Cell Therapeutics founder and CEO James Bianco didn’t show up to face the shareholders this morning, although company spokesman Dan Eramian told me in the hallway that the company is planning a conference call for 4:30 pm Eastern/1:30 pm Pacific today. We had to chat in the hallway because the company barred me from attending this meeting as a member of the press, saying it was open only to shareholders of record. As many of you who follow me on Twitter know, I offered some pocket change to buy a share so I could attend, but they could not accommodate me on the spot. (TheStreet.com’s columnist Adam Feuerstein cheekily offered to start a pledge drive to help me get in the door, but alas, the meeting adjourned in a just a few minutes.)
Seriously, though, I have a few questions that I couldn’t get answered.
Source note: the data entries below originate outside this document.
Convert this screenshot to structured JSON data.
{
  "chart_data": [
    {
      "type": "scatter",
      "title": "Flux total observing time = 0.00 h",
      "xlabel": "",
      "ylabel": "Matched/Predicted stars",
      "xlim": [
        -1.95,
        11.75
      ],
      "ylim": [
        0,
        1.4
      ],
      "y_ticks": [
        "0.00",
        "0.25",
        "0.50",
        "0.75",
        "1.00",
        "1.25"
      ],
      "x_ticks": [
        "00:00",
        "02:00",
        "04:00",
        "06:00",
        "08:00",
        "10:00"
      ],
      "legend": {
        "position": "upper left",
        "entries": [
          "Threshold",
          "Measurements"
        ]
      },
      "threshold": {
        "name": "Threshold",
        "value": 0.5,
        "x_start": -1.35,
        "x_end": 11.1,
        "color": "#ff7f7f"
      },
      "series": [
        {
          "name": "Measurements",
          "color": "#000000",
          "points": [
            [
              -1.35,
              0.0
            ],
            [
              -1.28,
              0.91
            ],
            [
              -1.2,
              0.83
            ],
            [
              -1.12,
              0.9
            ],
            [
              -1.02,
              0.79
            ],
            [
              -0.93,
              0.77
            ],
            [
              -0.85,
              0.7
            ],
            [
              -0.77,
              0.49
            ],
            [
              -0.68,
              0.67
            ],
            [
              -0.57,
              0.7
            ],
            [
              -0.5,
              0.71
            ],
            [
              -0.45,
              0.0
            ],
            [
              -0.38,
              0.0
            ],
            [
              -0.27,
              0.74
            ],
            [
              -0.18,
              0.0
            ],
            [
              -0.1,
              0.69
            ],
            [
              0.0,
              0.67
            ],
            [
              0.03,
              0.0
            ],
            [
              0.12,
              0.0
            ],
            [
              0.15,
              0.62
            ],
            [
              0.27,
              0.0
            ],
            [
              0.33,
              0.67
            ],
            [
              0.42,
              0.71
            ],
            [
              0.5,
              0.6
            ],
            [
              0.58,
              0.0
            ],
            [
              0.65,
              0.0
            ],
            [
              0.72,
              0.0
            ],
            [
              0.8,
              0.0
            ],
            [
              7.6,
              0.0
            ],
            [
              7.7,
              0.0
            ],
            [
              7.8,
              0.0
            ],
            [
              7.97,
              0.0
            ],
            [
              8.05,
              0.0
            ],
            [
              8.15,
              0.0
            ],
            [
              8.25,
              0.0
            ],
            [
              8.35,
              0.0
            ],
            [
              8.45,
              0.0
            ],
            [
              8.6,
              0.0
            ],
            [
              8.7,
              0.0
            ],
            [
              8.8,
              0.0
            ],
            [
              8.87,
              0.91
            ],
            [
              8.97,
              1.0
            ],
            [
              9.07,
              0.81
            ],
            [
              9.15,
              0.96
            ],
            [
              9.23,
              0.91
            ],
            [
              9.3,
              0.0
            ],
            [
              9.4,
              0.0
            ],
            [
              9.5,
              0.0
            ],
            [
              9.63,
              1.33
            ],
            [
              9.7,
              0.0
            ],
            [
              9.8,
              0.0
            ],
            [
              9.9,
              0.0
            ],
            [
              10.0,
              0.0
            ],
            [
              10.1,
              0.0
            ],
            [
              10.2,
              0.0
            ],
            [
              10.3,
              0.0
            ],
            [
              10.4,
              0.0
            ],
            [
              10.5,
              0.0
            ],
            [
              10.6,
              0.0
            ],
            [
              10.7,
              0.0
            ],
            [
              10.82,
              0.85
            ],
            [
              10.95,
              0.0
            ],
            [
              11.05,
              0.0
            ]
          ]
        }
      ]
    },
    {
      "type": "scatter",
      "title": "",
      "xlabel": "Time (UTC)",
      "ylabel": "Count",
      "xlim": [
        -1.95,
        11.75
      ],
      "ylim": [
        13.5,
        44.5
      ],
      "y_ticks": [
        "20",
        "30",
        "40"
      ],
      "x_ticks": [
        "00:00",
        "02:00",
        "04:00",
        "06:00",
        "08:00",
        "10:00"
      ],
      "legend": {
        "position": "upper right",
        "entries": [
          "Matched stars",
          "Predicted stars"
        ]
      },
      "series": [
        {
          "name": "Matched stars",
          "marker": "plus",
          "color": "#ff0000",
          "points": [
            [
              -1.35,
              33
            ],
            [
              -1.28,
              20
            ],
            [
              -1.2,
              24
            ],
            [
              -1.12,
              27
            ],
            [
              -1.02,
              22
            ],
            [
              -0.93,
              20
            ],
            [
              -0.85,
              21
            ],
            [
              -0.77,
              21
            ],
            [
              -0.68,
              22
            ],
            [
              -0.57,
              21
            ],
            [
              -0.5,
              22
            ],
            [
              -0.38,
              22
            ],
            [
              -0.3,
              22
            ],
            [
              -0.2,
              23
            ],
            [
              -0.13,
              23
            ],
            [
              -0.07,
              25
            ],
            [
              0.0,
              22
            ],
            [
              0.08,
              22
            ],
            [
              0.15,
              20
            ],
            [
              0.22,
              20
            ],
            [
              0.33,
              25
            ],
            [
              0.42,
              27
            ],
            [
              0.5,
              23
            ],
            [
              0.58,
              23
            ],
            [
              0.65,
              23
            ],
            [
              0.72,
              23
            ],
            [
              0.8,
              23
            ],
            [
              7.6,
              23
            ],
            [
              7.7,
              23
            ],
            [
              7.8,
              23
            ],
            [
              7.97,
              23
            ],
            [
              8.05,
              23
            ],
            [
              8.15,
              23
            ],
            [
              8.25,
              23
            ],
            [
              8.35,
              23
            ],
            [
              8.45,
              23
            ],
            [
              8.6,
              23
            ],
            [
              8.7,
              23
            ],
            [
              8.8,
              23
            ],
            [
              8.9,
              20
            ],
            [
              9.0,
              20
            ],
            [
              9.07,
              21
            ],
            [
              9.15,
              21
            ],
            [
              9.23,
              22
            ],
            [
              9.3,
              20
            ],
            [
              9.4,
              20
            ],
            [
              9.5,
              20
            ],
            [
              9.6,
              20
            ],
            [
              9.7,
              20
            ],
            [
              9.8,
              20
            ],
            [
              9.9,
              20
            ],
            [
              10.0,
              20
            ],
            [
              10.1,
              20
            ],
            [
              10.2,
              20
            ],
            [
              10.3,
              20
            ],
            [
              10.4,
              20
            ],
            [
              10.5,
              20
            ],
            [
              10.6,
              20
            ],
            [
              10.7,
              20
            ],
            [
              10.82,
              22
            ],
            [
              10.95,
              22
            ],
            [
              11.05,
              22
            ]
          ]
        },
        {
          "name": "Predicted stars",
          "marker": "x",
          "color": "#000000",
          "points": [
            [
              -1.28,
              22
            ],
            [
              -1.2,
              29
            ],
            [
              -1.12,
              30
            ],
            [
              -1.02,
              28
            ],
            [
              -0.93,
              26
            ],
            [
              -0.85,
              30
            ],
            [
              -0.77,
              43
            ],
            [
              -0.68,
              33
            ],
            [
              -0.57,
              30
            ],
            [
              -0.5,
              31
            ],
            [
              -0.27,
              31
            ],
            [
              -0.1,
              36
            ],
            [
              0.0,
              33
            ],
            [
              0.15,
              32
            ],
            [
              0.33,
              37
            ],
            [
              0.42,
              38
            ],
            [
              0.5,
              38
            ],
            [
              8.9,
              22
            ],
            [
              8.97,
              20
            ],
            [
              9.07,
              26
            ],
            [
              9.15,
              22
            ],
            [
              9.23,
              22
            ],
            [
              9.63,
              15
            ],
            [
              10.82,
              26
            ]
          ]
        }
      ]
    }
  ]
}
Like why shareholders would allow the company to issue as many as 1.2 billion shares, further diluting their existing stakes in a stock that’s already worth less than a buck? Who are the people who invested $20 million in Cell Therapeutics after it was shot down 9-0 by a panel of FDA cancer drug experts last month? Did those people listen to the same brutal critique that I heard? In what way do they think Cell Therapeutics can generate positive returns? Do they think the company can afford the time and expense of another clinical trial to support approval of pixantrone for non-Hodgkin’s lymphoma? Or do they think that paclitaxel poliglumex (Opaxio), a drug that already failed three pivotal clinical trials in 2005, will rise from the dead?
I will listen in to today’s conference call (dial-in number is here), but I’m not holding my breath for any substantive answers.